Sadakat kelimesi genellikle sadakatin eşanlamlısı olarak kabul edilir, ancak kullanımı genellikle maneviyatla ve çok daha resmi bir anlamla ilişkilendirilir.
Ahlaki bir değer olarak görüldüğünde, bir insandaki sadakat güzel bir erdemi yansıtır. Dini alan içinde, din, Tanrılarına ve kiliselerine sadık olma eğilimindedir. Bir çift evliliğe girdiğinde kesinlikle sadık profesör. Bu durumda sadakat, eşlerin bu ilişkiye borçlu oldukları sadakat ve aynı zamanda evlilik taahhüdüne olan bağlılıktır. Kilise tarafından gerçekleştirilen evlilikler ömür boyu adanmayı içerir ve bu aynı zamanda tamamen münhasır olmayı da içerir. Bir evlilik ilişkisi içinde sadakatin değeri ihlal edildiğinde, sadakatsizlikten bahsedilir.

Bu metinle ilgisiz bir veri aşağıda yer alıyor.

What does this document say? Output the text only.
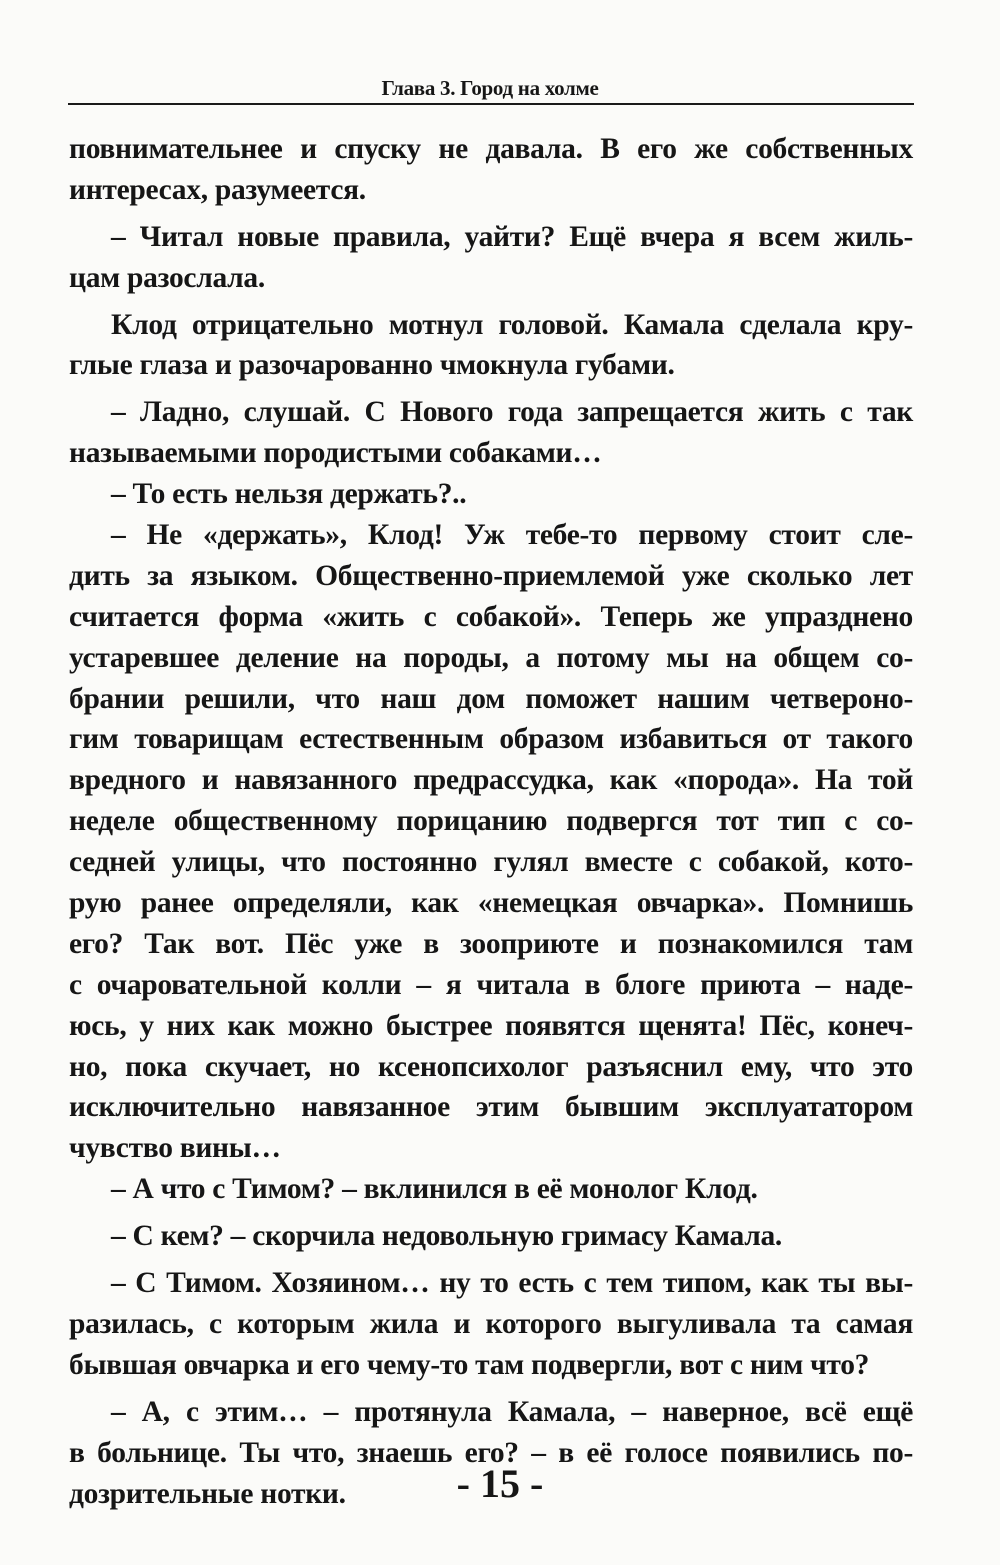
Глава 3. Город на холме
повнимательнее и спуску не давала. В его же собственных
интересах, разумеется.
– Читал новые правила, уайти? Ещё вчера я всем жиль-
цам разослала.
Клод отрицательно мотнул головой. Камала сделала кру-
глые глаза и разочарованно чмокнула губами.
– Ладно, слушай. С Нового года запрещается жить с так
называемыми породистыми собаками…
– То есть нельзя держать?..
– Не «держать», Клод! Уж тебе-то первому стоит сле-
дить за языком. Общественно-приемлемой уже сколько лет
считается форма «жить с собакой». Теперь же упразднено
устаревшее деление на породы, а потому мы на общем со-
брании решили, что наш дом поможет нашим четвероно-
гим товарищам естественным образом избавиться от такого
вредного и навязанного предрассудка, как «порода». На той
неделе общественному порицанию подвергся тот тип с со-
седней улицы, что постоянно гулял вместе с собакой, кото-
рую ранее определяли, как «немецкая овчарка». Помнишь
его? Так вот. Пёс уже в зооприюте и познакомился там
с очаровательной колли – я читала в блоге приюта – наде-
юсь, у них как можно быстрее появятся щенята! Пёс, конеч-
но, пока скучает, но ксенопсихолог разъяснил ему, что это
исключительно навязанное этим бывшим эксплуататором
чувство вины…
– А что с Тимом? – вклинился в её монолог Клод.
– С кем? – скорчила недовольную гримасу Камала.
– С Тимом. Хозяином… ну то есть с тем типом, как ты вы-
разилась, с которым жила и которого выгуливала та самая
бывшая овчарка и его чему-то там подвергли, вот с ним что?
– А, с этим… – протянула Камала, – наверное, всё ещё
в больнице. Ты что, знаешь его? – в её голосе появились по-
дозрительные нотки.	- 15 -
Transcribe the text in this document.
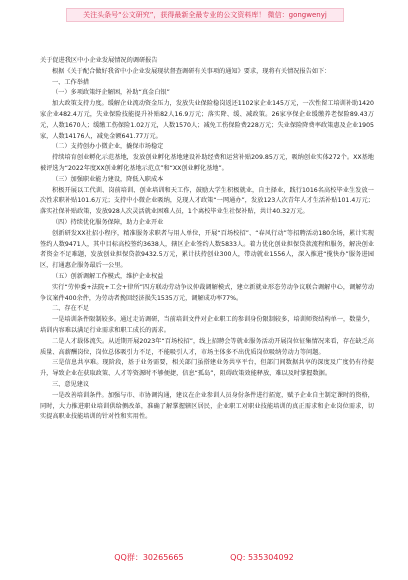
关注头条号“公文研究”，获得最新全最专业的公文资料库！ 微信：gongwenyj

关于促进我区中小企业发展情况的调研报告

根据《关于配合做好我省中小企业发展现状督查调研有关事项的通知》要求，现将有关情况报告如下：

一、工作举措

（一）多项政策纾企解困，补助“真金白银”

加大政策支持力度。缓解企业流动资金压力，发放失业保险稳岗返还1102家企业145万元，一次性留工培训补助1420家企业482.4万元，失业保险技能提升补贴82人16.9万元；落实降、缓、减政策。26家享保企业缓缴养老保险89.43万元，人数1670人；缓缴工伤保险1.02万元，人数1570人；减免工伤保险费228万元；失业保险降费率政策惠及企业1905家，人数14176人，减免金额641.77万元。

（二）支持创办小微企业，撬保市场稳定

持续培育创业孵化示范基地，发放创业孵化基地建设补助经费和运营补贴209.85万元，吸纳创业实体272个。XX基地被评选为“2022年度XX创业孵化基地示范点”和“XX创业孵化基地”。

（三）加强职业能力建设，降低入职成本

积极开展以工代训、岗前培训、创业培训和天工作，鼓励大学生积极就业，自主择业，践行1016名高校毕业生发放一次性求职补贴101.6万元；支持中小微企业吸纳，兑现人才政策“一网通办”，发放123人次青年人才生活补贴101.4万元；落实社保补贴政策，发放928人次灵活就业困难人员，1个离校毕业生社保补贴，共计40.32万元。

（四）持续优化服务保障，助力企业开业

创新研发XX社招小程序，精准服务求职者与用人单位，开展“百场校招”、“春风行动”等招聘活动180余场，累计实现签约人数9471人，其中目标高校签约3638人，辖区企业签约人数5833人。着力优化创业担保贷款流程和服务，解决创业者资金不足难题，发放创业担保贷款9432.5万元，累计扶持创业300人，带动就业1556人，深入推进“揽快办”服务进园区，打通惠企服务最后一公里。

（五）创新调解工作模式，维护企业权益

实行“劳仲委+法院+工会+律所”四方联动劳动争议仲裁调解模式，建立新就业形态劳动争议联合调解中心，调解劳动争议案件400余件，为劳动者挽回经济损失1535万元，调解成功率77%。

二、存在不足

一是培训条件限制较多。通过走访调研，当前培训文件对企业职工的参训身份限制较多，培训师资结构单一，数量少，培训内容难以满足行业需求和职工成长的需求。

二是人才载体流失。从近期开展2023年“百场校招”，线上招聘会等就业服务活动开展岗位征集情况来看，存在缺乏高质量、高薪酬岗位，岗位总体吸引力不足，不能吸引人才，市场主体多不出优质岗位吸纳劳动力等问题。

三是信息共享难。现阶段，基于业务需要，相关部门虽搭建业务共享平台，但部门间数据共享的深度及广度仍有待提升，导致企业在获取政策、人才等资源时不够便捷，信息“孤岛”，阻碍政策效能释放，难以及时掌握数据。

三、意见建议

一是改善培训条件。加强与市、市协调沟通，建议在企业参训人员身份条件进行拓宽，赋予企业自主制定课时的资格，同时，大力推进职业培训供给侧改革，准确了解掌握辖区居民，企业职工对职业技能培训的真正需求和企业岗位需求，切实提高职业技能培训的针对性和实用性。

QQ群：30265665	QQ: 535304092
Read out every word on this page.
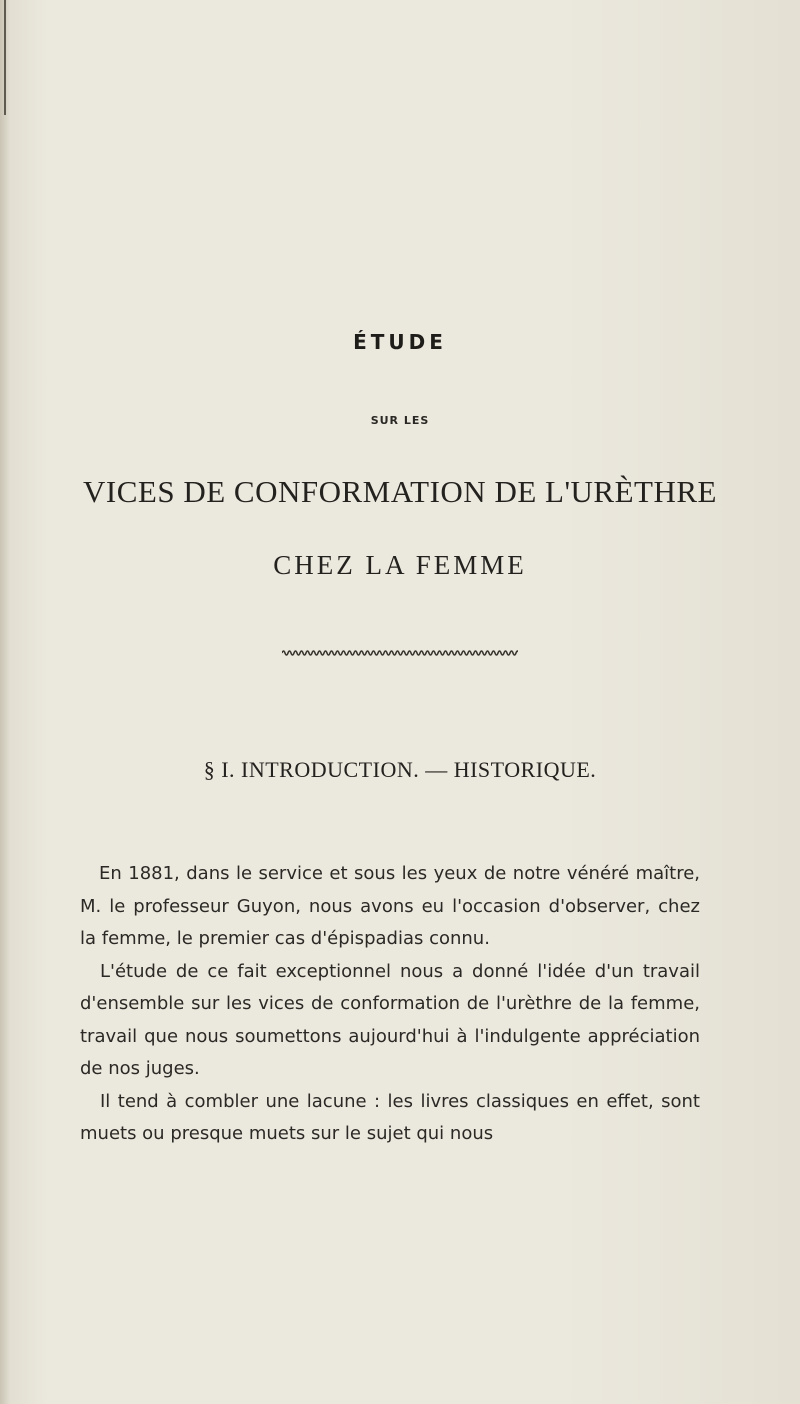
ÉTUDE
SUR LES
VICES DE CONFORMATION DE L'URÈTHRE
CHEZ LA FEMME
§ I. INTRODUCTION. — HISTORIQUE.

En 1881, dans le service et sous les yeux de notre vénéré maître, M. le professeur Guyon, nous avons eu l'occasion d'observer, chez la femme, le premier cas d'épispadias connu.

L'étude de ce fait exceptionnel nous a donné l'idée d'un travail d'ensemble sur les vices de conformation de l'urèthre de la femme, travail que nous soumettons aujourd'hui à l'indulgente appréciation de nos juges.

Il tend à combler une lacune : les livres classiques en effet, sont muets ou presque muets sur le sujet qui nous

Sadık kişi güvenilebilen, dürüst ve dürüst kişidir; çünkü taahhütlerini yerine getiren bir insan.
Antik Roma'da sadakatin bir Roma Tanrısı olarak takdir edildiğini ve kime şarap, çiçek ve tütsü sunulduğunu belirtmek önemlidir. Genellikle bir elinde küçük bir meyve sepeti, diğerinde buğday başağı tutan bir kadın olarak tasvir edilmiştir. Birleştirilmiş el figürünün aynı zamanda sadakat anlamına geldiği de belirtilmelidir.